A number of employers claim that the mandate violates their rights to religious freedom by requiring them to offer free coverage for medical products and services they find objectionable, and the administration has taken a number of steps to offer accommodations. But as a neutral law of general applicability, the mandate doesn’t violate the First Amendment under SCOTUS jurisprudence, and even under the Religious Freedom Restoration Act, there’s a strong argument that the mandate is ok, either on the grounds that it does not actually impose a substantial burden on religious exercise or that it is supported by a compelling government interest.
Nonetheless, federal courts have reached different conclusions as to the mandate’s permissibility.
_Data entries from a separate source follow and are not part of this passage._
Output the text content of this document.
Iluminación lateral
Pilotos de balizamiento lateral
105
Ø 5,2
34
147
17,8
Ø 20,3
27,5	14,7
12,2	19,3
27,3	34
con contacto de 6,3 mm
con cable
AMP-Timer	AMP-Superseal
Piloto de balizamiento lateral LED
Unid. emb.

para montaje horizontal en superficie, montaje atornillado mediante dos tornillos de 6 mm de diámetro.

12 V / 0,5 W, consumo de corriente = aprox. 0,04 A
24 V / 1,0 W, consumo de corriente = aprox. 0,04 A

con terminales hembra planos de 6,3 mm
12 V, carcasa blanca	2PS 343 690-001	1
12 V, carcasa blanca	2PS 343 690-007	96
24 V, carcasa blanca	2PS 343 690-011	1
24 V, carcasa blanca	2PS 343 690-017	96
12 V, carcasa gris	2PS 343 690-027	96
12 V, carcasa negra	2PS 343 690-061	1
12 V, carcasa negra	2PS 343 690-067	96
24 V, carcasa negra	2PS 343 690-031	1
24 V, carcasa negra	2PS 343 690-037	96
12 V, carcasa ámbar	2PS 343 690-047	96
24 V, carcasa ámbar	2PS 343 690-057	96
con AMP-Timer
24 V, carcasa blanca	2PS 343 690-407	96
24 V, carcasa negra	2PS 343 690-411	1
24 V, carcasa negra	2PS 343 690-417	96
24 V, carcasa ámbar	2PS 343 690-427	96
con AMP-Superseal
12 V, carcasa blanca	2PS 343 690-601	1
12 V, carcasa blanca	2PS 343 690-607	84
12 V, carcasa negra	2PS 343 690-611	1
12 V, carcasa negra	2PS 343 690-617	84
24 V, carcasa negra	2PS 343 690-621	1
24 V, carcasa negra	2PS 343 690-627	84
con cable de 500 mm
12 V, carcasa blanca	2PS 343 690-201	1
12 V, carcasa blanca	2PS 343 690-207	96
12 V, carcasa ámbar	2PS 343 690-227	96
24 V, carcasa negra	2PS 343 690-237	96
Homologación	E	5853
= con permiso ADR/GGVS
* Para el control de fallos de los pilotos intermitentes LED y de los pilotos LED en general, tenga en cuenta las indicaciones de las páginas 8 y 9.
In July, a federal district judge in Colorado issued a preliminary injunction blocking enforcement of the mandate against a religious employer running a secular (HVAC) business, while in September, a federal district judge in St. Louis rejected a similar challenge by the religious owner of a mining company. Last week, a federal district judge in Detroit also issued a preliminary injunction against enforcement, indicating that while neither side had shown a strong likelihood of success on the merits, “The loss of First Amendment freedoms, for even minimal periods of time, unquestionably constitutes irreparable injury.” Several other challenges to the mandate remain pending.
So let’s just add this to the list of uncertainties that will remain after the results of today’s election are in – and to the list of reasons why employer-based health care really ought to be abandoned in favor of a single-payer, public system.